There is a Rebath dealer here but even they quit selling Rebath shower bases and tub liners. They only replace bathtubs now...no liners. I assume it was partly because of ongoing problems like was mentioned by the OP. Actually I respect their decision. If you can't get it right, it's better to do something else.

They still install their one-size-fits all 3 piece wall kits though. Our wall units are seamless and custom made for each job.


----------



## plbgbiz (Aug 27, 2010)

A couple of Bath Fitter jobs...


----------



## plbgbiz (Aug 27, 2010)

Optical illusion. The curtain rod is level.


----------



## plbgbiz (Aug 27, 2010)

This job and the previous pics were one day installations. The plumber did go the day before to set the valve and prepare the drain.
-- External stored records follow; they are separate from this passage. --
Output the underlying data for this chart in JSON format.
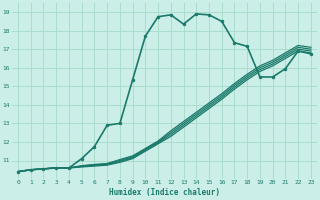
{
  "title": "",
  "xlabel": "Humidex (Indice chaleur)",
  "bg_color": "#cceee8",
  "grid_color": "#aaddcc",
  "line_color": "#1a7a6a",
  "xlim": [
    -0.5,
    23.5
  ],
  "ylim": [
    10,
    19.5
  ],
  "xticks": [
    0,
    1,
    2,
    3,
    4,
    5,
    6,
    7,
    8,
    9,
    10,
    11,
    12,
    13,
    14,
    15,
    16,
    17,
    18,
    19,
    20,
    21,
    22,
    23
  ],
  "yticks": [
    11,
    12,
    13,
    14,
    15,
    16,
    17,
    18,
    19
  ],
  "ytick_labels": [
    "11",
    "12",
    "13",
    "14",
    "15",
    "16",
    "17",
    "18",
    "19"
  ],
  "lines": [
    {
      "x": [
        0,
        1,
        2,
        3,
        4,
        5,
        6,
        7,
        8,
        9,
        10,
        11,
        12,
        13,
        14,
        15,
        16,
        17,
        18,
        19,
        20,
        21,
        22,
        23
      ],
      "y": [
        10.4,
        10.5,
        10.55,
        10.6,
        10.6,
        10.65,
        10.7,
        10.75,
        10.9,
        11.1,
        11.5,
        11.9,
        12.3,
        12.8,
        13.3,
        13.8,
        14.3,
        14.85,
        15.35,
        15.8,
        16.1,
        16.5,
        16.9,
        16.8
      ],
      "marker": null,
      "lw": 0.9
    },
    {
      "x": [
        0,
        1,
        2,
        3,
        4,
        5,
        6,
        7,
        8,
        9,
        10,
        11,
        12,
        13,
        14,
        15,
        16,
        17,
        18,
        19,
        20,
        21,
        22,
        23
      ],
      "y": [
        10.4,
        10.5,
        10.55,
        10.6,
        10.6,
        10.68,
        10.73,
        10.78,
        10.95,
        11.15,
        11.55,
        11.95,
        12.4,
        12.9,
        13.4,
        13.9,
        14.4,
        14.95,
        15.45,
        15.9,
        16.2,
        16.6,
        17.0,
        16.9
      ],
      "marker": null,
      "lw": 0.9
    },
    {
      "x": [
        0,
        1,
        2,
        3,
        4,
        5,
        6,
        7,
        8,
        9,
        10,
        11,
        12,
        13,
        14,
        15,
        16,
        17,
        18,
        19,
        20,
        21,
        22,
        23
      ],
      "y": [
        10.4,
        10.5,
        10.55,
        10.6,
        10.6,
        10.7,
        10.76,
        10.81,
        11.0,
        11.2,
        11.6,
        12.0,
        12.5,
        13.0,
        13.5,
        14.0,
        14.5,
        15.05,
        15.55,
        16.0,
        16.3,
        16.7,
        17.1,
        17.0
      ],
      "marker": null,
      "lw": 0.9
    },
    {
      "x": [
        0,
        1,
        2,
        3,
        4,
        5,
        6,
        7,
        8,
        9,
        10,
        11,
        12,
        13,
        14,
        15,
        16,
        17,
        18,
        19,
        20,
        21,
        22,
        23
      ],
      "y": [
        10.4,
        10.5,
        10.55,
        10.6,
        10.6,
        10.72,
        10.79,
        10.84,
        11.05,
        11.25,
        11.65,
        12.05,
        12.6,
        13.1,
        13.6,
        14.1,
        14.6,
        15.15,
        15.65,
        16.1,
        16.4,
        16.8,
        17.2,
        17.1
      ],
      "marker": null,
      "lw": 0.9
    },
    {
      "x": [
        0,
        1,
        2,
        3,
        4,
        5,
        6,
        7,
        8,
        9,
        10,
        11,
        12,
        13,
        14,
        15,
        16,
        17,
        18,
        19,
        20,
        21,
        22,
        23
      ],
      "y": [
        10.4,
        10.5,
        10.55,
        10.6,
        10.6,
        11.1,
        11.75,
        12.9,
        13.0,
        15.35,
        17.7,
        18.75,
        18.85,
        18.35,
        18.9,
        18.85,
        18.5,
        17.35,
        17.15,
        15.5,
        15.5,
        15.95,
        16.9,
        16.75
      ],
      "marker": "o",
      "lw": 1.2
    }
  ]
}
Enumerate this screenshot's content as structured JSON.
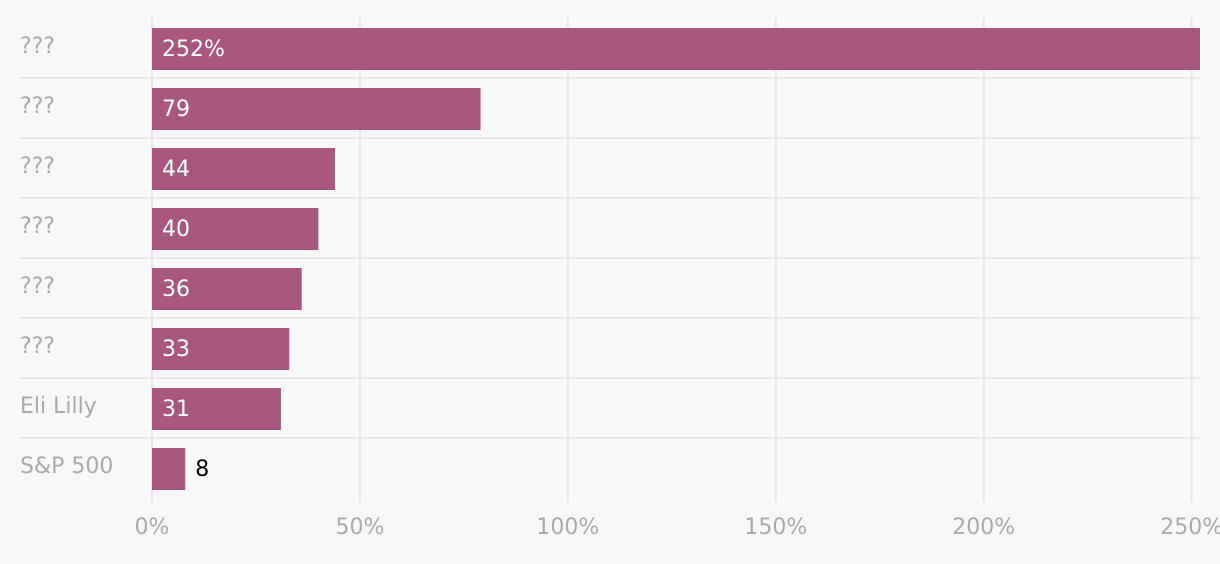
{
  "chart_data": {
    "type": "bar",
    "orientation": "horizontal",
    "categories": [
      "???",
      "???",
      "???",
      "???",
      "???",
      "???",
      "Eli Lilly",
      "S&P 500"
    ],
    "values": [
      252,
      79,
      44,
      40,
      36,
      33,
      31,
      8
    ],
    "value_labels": [
      "252%",
      "79",
      "44",
      "40",
      "36",
      "33",
      "31",
      "8"
    ],
    "color": "#a8577f",
    "xlim": [
      0,
      252
    ],
    "xticks": [
      {
        "value": 0,
        "label": "0%"
      },
      {
        "value": 50,
        "label": "50%"
      },
      {
        "value": 100,
        "label": "100%"
      },
      {
        "value": 150,
        "label": "150%"
      },
      {
        "value": 200,
        "label": "200%"
      },
      {
        "value": 250,
        "label": "250%"
      }
    ],
    "grid": true
  }
}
The finished look is not for everyone. Many people prefer tile, marble, granite, etc. But considering the lifetime warranty and quick installation, it's a pretty good deal.


----------



## Mississippiplum (Sep 30, 2011)

Looks good, what type of adheasive do y'all use to bond the new panels to the old tub, tile surface?


----------



## plbgbiz (Aug 27, 2010)

smellslike$tome said:


> I haven't run across too many of these installs but from what I understand about the pricing, I can easily tear out the old ci tub and put in a new one with new faucet for what they are charging.
> 
> We don't do this job often but when we do it seems like it comes in somewhere between $3800 and $5500 depending on what is to be done. I think bath fitters start at about 5k and go up from there. Someone feel free to correct me on that if I am wrong.


I don't remember ever having a tub/wall/faucet job that goes anywhere near $5K. It starts in the low 3's.

The removal and replacement is seldom the issue though. It's the rest of the bathroom damage that becomes the kill shot for a conventional remodel.

The pink tub in the first pic is a great example. The whole bathroom has 60 year old tile on thick concrete walls with metal mesh. The cost to install the tub liner with a new drain was less than $1,200. The next closest bid was way over $10K because of the tile and the logistics in the house.

For tub replacements, the job often mushrooms into weeks of hassle for the customer to get the house back in order. It's hardly ever just about the tub.

Sometimes the liner makes sense. Sometimes replacement is the better choice. Lucky for us we do both.


----------



## plbgbiz (Aug 27, 2010)

Mississippiplum said:


> Looks good, what type of adheasive do y'all use to bond the new panels to the old tub, tile surface?


It's a combination of certain primers and butyl adhesives manufactured by Bath Fitter. We use *A LOT* more adhesive than was shown in the pic by the OP. Can't scrimp with a lifetime warranty.


----------